JOHANNESBURG, Sept.21 (Reuters) – South African company Mediclinic (MDCM.L) has refinanced 8.45 billion rand ($ 575.26 million) in loans through Rand Merchant Bank, the hospital operator said on Tuesday, in what the bank has described as the first African institution linked to sustainable development. bank facility.

Investors and environmentalists have criticized South African banks for not doing enough to meet sustainability goals and for making it easier to finance fossil fuel-based projects.

Under pressure, the country’s four largest banks have taken steps such as cutting funding for coal and increasing exposure to renewable and environmentally friendly projects.

“By meeting pre-agreed sustainability performance goals, Mediclinic Southern Africa will benefit from a reduced facility margin through an incentive pricing mechanism,” said the third largest hospital chain operator in the country. country.

The goals are directly linked to the group’s key environmental and social goals of becoming carbon neutral with zero waste to landfill by 2030, he said.

RMB, a division of FirstRand Ltd (FSRJ.J), said the loan was the first syndicated sustainability loan in Africa organized by a bank in Africa.

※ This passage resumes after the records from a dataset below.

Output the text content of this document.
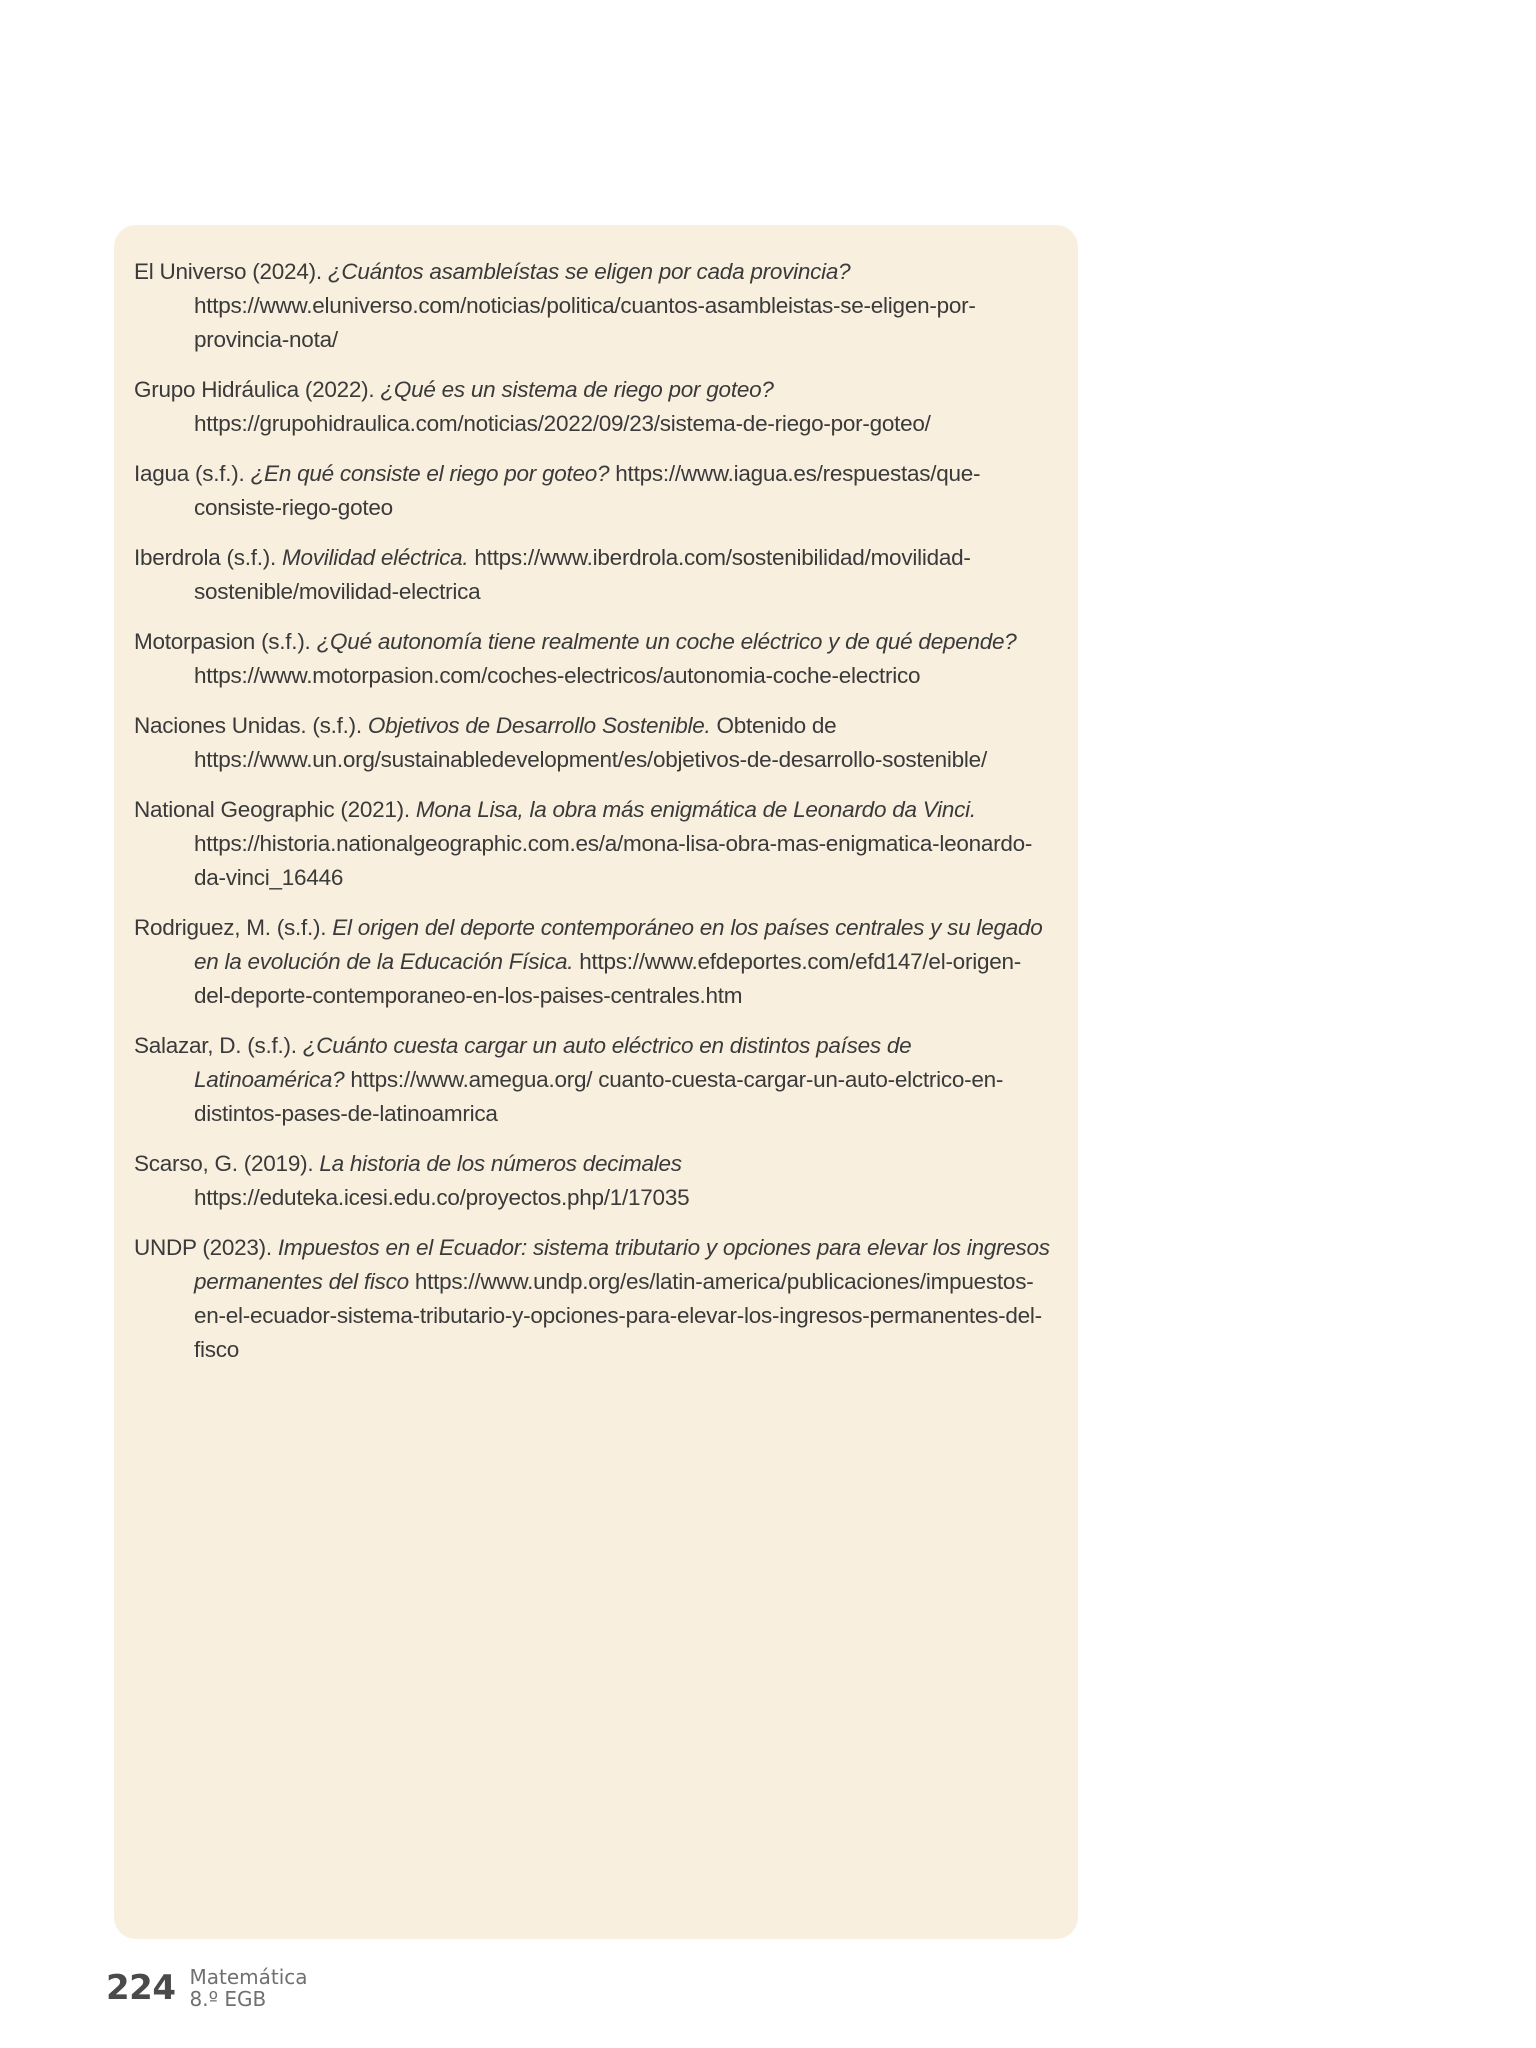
El Universo (2024). ¿Cuántos asambleístas se eligen por cada provincia? https://www.eluniverso.com/noticias/politica/cuantos-asambleistas-se-eligen-por-provincia-nota/

Grupo Hidráulica (2022). ¿Qué es un sistema de riego por goteo? https://grupohidraulica.com/noticias/2022/09/23/sistema-de-riego-por-goteo/

Iagua (s.f.). ¿En qué consiste el riego por goteo? https://www.iagua.es/respuestas/que-consiste-riego-goteo

Iberdrola (s.f.). Movilidad eléctrica. https://www.iberdrola.com/sostenibilidad/movilidad-sostenible/movilidad-electrica

Motorpasion (s.f.). ¿Qué autonomía tiene realmente un coche eléctrico y de qué depende? https://www.motorpasion.com/coches-electricos/autonomia-coche-electrico

Naciones Unidas. (s.f.). Objetivos de Desarrollo Sostenible. Obtenido de https://www.un.org/sustainabledevelopment/es/objetivos-de-desarrollo-sostenible/

National Geographic (2021). Mona Lisa, la obra más enigmática de Leonardo da Vinci. https://historia.nationalgeographic.com.es/a/mona-lisa-obra-mas-enigmatica-leonardo-da-vinci_16446

Rodriguez, M. (s.f.). El origen del deporte contemporáneo en los países centrales y su legado en la evolución de la Educación Física. https://www.efdeportes.com/efd147/el-origen-del-deporte-contemporaneo-en-los-paises-centrales.htm

Salazar, D. (s.f.). ¿Cuánto cuesta cargar un auto eléctrico en distintos países de Latinoamérica? https://www.amegua.org/ cuanto-cuesta-cargar-un-auto-elctrico-en-distintos-pases-de-latinoamrica

Scarso, G. (2019). La historia de los números decimales https://eduteka.icesi.edu.co/proyectos.php/1/17035

UNDP (2023). Impuestos en el Ecuador: sistema tributario y opciones para elevar los ingresos permanentes del fisco https://www.undp.org/es/latin-america/publicaciones/impuestos-en-el-ecuador-sistema-tributario-y-opciones-para-elevar-los-ingresos-permanentes-del-fisco

224 Matemática
8.º EGB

FirstRand of South Africa, one of the country’s largest banks, announced last week that it would end funding for new coal-fired power plants and coal mines as part of its initiative to achieve zero emissions net by 2050. read more

It is one of the first two out of four banks in the country to have explicitly announced the end of financing based on fossil fuels.

The Nedbank Group (NEDJ.J) announced in April that it would stop funding new thermal coal mines by 2025, as it plans to phase out exposure to fossil fuels over the next 24 years.